Photo: Joshua Franzos
28th Heinz Awards - 2023
Energy justice leader Nicole Horseherder, Diné, of the Navajo Nation, receives the Heinz Award for the Environment for her work as co-founder and executive director of the nonprofit Tó Nizhóní Ání, which translates to “Sacred Water Speaks.” Tó Nizhóní Ání (TNA) strives to protect the aquifers, streams and land of Black Mesa, Arizona; bring power back to Indigenous communities suffering the environmental effects of decades of coal extraction and industry waste; and position the region to transition to and produce renewable energy.
Returning to Black Mesa after college, Ms. Horseherder learned that the aquifer sustaining Indigenous populations in the region was being drained of 3 to 4 million gallons of fresh water per day to transport coal slurry, while also exposing nearby residents to heavy metal-laden coal dust. She went on to co-found TNA, and under her leadership, TNA worked to shut down mine operations, successfully ending industrial use of the aquifer that serves as the region’s only source of drinking water.
In 2019, the Navajo Generating Station, the largest coal-fired power plant in the western U.S. and the largest source of nitrogen dioxide pollution in the country, was also closed, in part due to TNA’s ongoing efforts. Today, TNA is focused on the decommissioning and complete cleanup of industrial sites across Indigenous lands in the Black Mesa region.
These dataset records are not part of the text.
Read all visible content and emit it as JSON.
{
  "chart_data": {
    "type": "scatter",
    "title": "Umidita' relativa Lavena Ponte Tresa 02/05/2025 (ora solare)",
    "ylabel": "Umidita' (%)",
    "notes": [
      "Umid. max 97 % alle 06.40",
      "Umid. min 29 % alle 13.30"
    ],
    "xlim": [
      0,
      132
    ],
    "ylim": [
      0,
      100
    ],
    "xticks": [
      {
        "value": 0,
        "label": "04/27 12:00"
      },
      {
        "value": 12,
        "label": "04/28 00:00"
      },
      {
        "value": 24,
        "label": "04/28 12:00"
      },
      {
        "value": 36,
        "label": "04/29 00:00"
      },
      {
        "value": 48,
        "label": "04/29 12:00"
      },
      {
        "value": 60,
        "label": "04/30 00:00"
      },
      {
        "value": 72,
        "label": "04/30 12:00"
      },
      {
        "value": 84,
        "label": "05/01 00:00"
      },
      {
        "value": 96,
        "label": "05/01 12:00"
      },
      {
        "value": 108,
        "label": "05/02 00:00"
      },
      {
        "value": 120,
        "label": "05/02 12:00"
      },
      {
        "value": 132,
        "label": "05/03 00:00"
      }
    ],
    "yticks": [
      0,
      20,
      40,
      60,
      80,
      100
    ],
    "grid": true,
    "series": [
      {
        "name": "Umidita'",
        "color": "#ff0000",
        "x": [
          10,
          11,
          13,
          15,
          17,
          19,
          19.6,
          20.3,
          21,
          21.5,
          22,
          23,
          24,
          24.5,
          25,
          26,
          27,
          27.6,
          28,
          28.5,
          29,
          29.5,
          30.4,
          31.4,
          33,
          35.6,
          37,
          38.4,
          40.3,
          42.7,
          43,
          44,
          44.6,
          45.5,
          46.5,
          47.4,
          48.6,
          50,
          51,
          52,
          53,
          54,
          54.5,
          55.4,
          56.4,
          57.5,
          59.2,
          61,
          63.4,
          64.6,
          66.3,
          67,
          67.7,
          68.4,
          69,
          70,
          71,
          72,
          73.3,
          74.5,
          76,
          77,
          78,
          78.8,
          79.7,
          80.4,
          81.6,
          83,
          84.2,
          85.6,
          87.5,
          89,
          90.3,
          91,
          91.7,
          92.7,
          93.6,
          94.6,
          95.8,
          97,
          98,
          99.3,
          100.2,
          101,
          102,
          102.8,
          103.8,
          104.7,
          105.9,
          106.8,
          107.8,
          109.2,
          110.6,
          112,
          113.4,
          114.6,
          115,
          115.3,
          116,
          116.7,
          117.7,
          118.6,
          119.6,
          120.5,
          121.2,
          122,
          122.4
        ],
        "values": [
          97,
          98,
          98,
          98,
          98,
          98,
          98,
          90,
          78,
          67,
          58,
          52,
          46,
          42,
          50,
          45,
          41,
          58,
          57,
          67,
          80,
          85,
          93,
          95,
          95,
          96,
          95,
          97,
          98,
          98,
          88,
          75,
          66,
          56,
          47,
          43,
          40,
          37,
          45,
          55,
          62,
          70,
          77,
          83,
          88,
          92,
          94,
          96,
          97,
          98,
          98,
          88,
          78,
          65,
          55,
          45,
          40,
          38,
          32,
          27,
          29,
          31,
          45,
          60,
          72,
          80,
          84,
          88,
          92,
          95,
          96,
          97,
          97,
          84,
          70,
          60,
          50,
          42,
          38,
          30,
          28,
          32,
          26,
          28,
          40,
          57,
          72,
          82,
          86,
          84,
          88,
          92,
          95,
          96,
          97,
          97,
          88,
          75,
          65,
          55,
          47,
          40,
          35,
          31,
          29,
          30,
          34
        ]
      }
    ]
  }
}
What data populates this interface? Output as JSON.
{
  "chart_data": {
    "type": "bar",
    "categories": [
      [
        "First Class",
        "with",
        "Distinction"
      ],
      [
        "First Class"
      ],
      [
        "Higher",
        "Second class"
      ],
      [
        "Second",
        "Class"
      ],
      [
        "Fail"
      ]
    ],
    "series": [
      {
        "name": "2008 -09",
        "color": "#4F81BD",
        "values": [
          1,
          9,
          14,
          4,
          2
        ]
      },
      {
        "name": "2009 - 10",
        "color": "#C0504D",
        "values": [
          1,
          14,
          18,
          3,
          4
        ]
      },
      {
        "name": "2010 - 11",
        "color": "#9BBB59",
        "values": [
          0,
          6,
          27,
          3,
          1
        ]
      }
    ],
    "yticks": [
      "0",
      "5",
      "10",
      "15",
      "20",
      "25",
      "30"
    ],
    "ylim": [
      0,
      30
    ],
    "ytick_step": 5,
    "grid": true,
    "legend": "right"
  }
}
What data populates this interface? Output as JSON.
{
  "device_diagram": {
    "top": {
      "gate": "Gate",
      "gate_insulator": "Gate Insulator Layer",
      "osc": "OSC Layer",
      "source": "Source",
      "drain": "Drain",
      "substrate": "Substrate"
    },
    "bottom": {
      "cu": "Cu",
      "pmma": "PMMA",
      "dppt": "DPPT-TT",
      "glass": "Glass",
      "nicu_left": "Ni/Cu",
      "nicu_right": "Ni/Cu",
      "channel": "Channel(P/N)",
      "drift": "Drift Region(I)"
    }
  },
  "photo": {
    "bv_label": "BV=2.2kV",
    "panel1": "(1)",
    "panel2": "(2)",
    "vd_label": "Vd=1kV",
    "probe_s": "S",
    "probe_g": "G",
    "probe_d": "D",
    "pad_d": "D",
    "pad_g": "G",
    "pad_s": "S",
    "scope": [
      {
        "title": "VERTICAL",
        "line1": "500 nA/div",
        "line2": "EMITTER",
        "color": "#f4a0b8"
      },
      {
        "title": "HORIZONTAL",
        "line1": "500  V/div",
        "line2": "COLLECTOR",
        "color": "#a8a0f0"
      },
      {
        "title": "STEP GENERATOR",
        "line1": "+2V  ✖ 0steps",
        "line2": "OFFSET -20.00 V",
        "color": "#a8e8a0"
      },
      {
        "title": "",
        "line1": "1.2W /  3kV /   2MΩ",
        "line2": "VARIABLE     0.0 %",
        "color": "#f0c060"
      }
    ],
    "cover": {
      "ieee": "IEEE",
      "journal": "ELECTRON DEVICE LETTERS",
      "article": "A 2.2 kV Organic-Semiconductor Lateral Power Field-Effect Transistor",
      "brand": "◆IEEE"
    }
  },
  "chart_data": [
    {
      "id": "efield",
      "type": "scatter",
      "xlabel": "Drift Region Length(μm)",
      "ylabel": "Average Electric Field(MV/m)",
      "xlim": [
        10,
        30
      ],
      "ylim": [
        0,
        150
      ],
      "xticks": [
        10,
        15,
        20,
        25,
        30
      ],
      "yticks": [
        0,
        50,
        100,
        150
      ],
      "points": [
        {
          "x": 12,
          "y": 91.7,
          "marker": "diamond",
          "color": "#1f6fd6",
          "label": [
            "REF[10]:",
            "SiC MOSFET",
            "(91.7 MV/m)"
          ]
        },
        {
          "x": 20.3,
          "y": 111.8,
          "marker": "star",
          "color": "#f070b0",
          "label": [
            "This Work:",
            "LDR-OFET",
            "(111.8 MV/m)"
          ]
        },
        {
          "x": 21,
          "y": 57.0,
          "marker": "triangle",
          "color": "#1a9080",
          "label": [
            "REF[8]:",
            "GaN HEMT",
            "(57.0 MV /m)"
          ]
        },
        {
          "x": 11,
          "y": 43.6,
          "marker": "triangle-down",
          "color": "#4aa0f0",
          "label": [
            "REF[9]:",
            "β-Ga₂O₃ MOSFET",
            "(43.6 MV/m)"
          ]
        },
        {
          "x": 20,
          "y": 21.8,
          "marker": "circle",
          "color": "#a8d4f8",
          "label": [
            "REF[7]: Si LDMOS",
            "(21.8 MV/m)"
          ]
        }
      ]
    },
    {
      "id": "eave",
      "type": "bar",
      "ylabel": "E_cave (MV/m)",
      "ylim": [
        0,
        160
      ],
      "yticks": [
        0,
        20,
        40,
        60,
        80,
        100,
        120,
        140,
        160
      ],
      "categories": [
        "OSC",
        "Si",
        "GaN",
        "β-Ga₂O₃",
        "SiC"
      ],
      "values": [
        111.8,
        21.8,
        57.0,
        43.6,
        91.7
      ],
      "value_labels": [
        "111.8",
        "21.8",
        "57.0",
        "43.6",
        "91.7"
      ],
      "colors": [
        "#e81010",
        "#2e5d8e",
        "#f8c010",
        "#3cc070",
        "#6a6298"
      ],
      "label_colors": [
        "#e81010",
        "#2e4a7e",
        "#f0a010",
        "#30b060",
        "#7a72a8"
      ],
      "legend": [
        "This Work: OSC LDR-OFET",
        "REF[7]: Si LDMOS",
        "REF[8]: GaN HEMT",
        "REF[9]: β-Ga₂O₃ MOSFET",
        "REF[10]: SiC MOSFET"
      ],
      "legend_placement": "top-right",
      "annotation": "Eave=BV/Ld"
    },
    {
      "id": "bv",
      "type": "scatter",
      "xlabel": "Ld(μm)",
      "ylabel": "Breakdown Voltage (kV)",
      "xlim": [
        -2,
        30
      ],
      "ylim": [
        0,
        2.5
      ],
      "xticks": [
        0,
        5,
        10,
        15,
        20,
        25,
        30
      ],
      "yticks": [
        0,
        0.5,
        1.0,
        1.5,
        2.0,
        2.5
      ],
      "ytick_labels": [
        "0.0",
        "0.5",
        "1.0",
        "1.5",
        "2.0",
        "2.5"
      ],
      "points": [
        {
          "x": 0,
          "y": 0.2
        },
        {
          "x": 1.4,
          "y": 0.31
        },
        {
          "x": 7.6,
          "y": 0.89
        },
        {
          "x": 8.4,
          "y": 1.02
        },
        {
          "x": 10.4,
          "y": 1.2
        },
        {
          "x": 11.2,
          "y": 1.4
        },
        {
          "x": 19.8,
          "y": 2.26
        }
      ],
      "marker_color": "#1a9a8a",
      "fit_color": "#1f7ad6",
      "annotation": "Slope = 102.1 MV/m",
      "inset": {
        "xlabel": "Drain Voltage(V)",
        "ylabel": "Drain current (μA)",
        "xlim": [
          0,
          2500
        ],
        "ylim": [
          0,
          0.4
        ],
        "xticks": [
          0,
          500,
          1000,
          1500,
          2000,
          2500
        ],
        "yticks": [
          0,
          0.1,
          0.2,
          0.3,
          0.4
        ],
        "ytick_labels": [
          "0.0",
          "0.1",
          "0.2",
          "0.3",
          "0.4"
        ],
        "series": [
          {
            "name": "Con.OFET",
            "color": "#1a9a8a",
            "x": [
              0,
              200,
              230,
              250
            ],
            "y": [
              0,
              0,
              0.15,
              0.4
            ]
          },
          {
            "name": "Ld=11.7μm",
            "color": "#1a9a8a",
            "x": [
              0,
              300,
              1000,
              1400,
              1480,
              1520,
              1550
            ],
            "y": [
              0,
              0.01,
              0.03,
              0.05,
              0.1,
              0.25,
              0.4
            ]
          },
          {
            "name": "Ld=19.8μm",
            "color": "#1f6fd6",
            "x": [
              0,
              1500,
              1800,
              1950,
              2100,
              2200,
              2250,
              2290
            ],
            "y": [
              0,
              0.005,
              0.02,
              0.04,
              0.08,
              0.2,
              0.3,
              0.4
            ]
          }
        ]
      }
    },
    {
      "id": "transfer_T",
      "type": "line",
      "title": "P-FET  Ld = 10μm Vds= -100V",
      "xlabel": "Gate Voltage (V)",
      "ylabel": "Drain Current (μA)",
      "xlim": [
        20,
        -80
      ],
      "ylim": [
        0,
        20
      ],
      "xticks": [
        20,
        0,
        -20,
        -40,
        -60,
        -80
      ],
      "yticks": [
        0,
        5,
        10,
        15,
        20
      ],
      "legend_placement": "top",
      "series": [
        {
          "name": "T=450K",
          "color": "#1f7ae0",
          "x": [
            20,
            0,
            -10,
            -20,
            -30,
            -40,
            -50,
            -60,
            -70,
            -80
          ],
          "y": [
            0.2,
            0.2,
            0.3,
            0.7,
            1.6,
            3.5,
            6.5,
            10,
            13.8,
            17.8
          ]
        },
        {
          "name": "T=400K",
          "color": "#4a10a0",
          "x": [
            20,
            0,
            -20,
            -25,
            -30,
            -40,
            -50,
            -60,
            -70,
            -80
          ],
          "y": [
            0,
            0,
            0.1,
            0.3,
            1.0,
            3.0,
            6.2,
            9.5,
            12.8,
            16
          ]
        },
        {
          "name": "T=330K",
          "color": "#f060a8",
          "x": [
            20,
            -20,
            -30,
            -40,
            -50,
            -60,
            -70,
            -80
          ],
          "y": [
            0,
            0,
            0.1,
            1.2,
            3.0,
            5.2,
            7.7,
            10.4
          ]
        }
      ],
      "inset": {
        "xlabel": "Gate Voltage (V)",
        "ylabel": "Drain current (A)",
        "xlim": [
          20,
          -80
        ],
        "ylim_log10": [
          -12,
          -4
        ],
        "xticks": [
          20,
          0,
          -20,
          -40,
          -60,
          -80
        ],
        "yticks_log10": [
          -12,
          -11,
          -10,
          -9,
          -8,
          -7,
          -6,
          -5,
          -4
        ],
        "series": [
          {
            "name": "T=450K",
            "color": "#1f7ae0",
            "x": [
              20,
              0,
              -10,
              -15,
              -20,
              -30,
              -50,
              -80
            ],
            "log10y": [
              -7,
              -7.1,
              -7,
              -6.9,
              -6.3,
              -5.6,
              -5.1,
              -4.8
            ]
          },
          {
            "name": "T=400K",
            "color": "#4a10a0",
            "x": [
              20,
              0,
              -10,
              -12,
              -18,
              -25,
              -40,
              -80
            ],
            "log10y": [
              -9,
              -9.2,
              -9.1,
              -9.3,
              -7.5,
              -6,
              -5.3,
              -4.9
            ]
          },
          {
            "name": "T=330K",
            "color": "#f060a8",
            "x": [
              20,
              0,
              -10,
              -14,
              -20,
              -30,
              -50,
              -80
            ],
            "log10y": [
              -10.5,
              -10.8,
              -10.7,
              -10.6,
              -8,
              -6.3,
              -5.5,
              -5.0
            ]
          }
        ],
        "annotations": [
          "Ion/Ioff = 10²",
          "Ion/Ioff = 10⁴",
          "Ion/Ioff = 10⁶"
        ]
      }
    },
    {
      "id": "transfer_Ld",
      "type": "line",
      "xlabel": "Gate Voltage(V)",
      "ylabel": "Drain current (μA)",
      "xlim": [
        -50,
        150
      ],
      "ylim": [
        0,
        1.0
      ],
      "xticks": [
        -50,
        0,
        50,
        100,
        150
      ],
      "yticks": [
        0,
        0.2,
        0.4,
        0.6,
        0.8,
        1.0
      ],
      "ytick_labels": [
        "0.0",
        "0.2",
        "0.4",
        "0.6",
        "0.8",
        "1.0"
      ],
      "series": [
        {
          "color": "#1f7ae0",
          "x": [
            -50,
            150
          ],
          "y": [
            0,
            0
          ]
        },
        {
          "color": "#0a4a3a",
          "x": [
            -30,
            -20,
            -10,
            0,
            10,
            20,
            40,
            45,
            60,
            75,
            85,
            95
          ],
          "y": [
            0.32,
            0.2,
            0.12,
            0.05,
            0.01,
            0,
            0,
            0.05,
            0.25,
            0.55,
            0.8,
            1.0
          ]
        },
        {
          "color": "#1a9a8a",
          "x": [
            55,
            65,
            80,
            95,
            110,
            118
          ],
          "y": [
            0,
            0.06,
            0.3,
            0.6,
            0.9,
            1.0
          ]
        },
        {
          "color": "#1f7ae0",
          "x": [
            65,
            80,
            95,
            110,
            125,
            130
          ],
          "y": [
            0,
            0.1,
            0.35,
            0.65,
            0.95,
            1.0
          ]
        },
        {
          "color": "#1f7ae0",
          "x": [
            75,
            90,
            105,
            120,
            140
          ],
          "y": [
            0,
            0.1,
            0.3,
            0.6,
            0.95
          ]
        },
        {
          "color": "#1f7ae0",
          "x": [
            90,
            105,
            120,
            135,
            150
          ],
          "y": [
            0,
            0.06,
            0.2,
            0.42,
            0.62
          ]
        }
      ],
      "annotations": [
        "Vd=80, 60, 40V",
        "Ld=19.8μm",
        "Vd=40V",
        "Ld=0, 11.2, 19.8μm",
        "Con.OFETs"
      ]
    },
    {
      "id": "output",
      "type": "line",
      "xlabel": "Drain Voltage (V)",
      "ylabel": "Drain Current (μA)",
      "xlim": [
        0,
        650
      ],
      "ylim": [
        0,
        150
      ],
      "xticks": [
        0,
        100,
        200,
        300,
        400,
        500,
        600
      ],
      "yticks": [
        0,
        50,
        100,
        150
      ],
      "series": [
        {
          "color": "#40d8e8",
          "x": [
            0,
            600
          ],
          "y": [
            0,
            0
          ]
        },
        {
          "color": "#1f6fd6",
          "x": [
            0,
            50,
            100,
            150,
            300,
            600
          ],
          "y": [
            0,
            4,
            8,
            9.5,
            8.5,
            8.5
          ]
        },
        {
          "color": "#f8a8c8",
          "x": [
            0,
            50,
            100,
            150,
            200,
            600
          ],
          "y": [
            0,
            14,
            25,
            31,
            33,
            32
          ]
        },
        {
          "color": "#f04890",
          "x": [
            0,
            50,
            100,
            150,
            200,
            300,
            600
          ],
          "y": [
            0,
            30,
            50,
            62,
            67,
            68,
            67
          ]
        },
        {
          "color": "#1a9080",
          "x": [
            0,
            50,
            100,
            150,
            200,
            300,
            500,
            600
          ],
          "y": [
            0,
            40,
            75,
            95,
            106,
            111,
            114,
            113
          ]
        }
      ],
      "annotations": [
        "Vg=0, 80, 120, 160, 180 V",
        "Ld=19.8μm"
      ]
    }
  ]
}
Its approach includes repatriation of artifacts and ancestral remains removed when mining began and financing a just transition to clean energy production and transmission.
Under Ms. Horseherder’s guidance and leadership, TNA initiated an agreement between the Navajo Nation and the City of Los Angeles Department of Water and Power to identify Navajo land for renewable energy development. As of 2022, three large-scale Navajo solar facilities are in place, with another to be completed in 2023.